On this very topic, Laura Rowlands has a good piece in the TES, explaining how a ban was introduced at her school: “After all, if you’ve had mobiles allowed in schools up until now, it will take more than a note in the newsletter if you want parental support and compliance from students. But it can be done – as we discovered in my school.

A review into the Initial Teacher Training (ITT) sector published its report yesterday, and it has ruffled some feathers. Among other recommendations, it proposes that all teacher training providers should go through a re-accreditation process. The initial reaction from the sector has been one of concern, with it described as a “wrecking ball” that could detrimentally affect the supply of teachers for years to come.

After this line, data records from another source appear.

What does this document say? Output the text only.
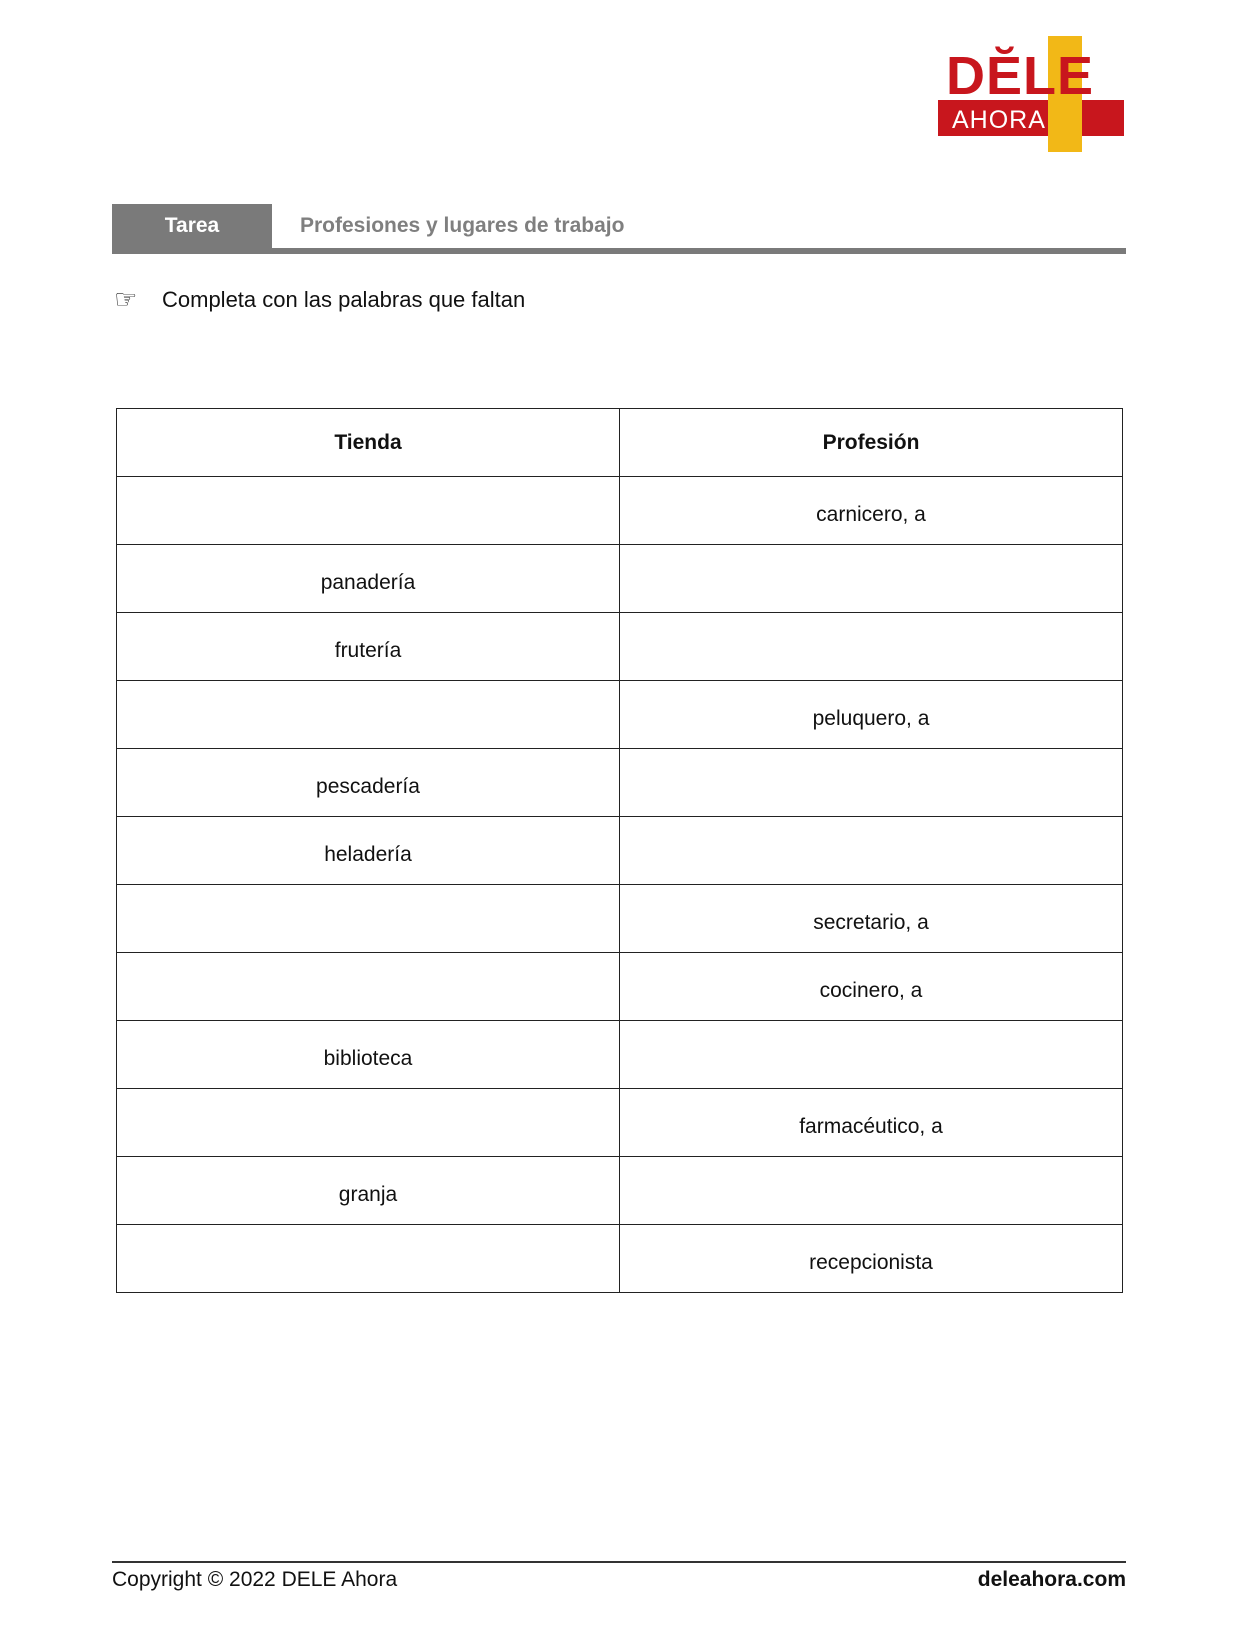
DĔLE
AHORA
Tarea	Profesiones y lugares de trabajo
☞	Completa con las palabras que faltan
Tienda	Profesión
	carnicero, a
panadería	
frutería	
	peluquero, a
pescadería	
heladería	
	secretario, a
	cocinero, a
biblioteca	
	farmacéutico, a
granja	
	recepcionista
Copyright © 2022 DELE Ahora	deleahora.com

Emma Hollis, of the National Association of School-Based Teacher Trainers (NASBTT) writes that ”taken together, the recommendations of the Initial Teacher Training (ITT) market review final report, published today, represent an immediate and catastrophic risk to the teacher supply chain and the quality and availability of provision.

In terms of the actual details, TES has a good summary of the review, as does Schools Week.

BBC Bitesize has removed references to the “benefits” of climate change on its website, following complaints. The website listed “healthier outdoor lifestyles”as one of the pluses of having warmer temperatures, as well as easier access to oil in Alaska and Siberia, new shipping routes created by melting ice, and more tourist destinations.

The guide, aimed at GCSE geography students, now only shows the negative impacts of climate change – such as sea levels rising and droughts and floods becoming more likely.

It has emerged that “Britain’s strictest Headteacher” Katharine Birbalisingh is in the running to be the Chair of the Social Mobility Commission. Reactions to this have been as calm and considered as one would expect.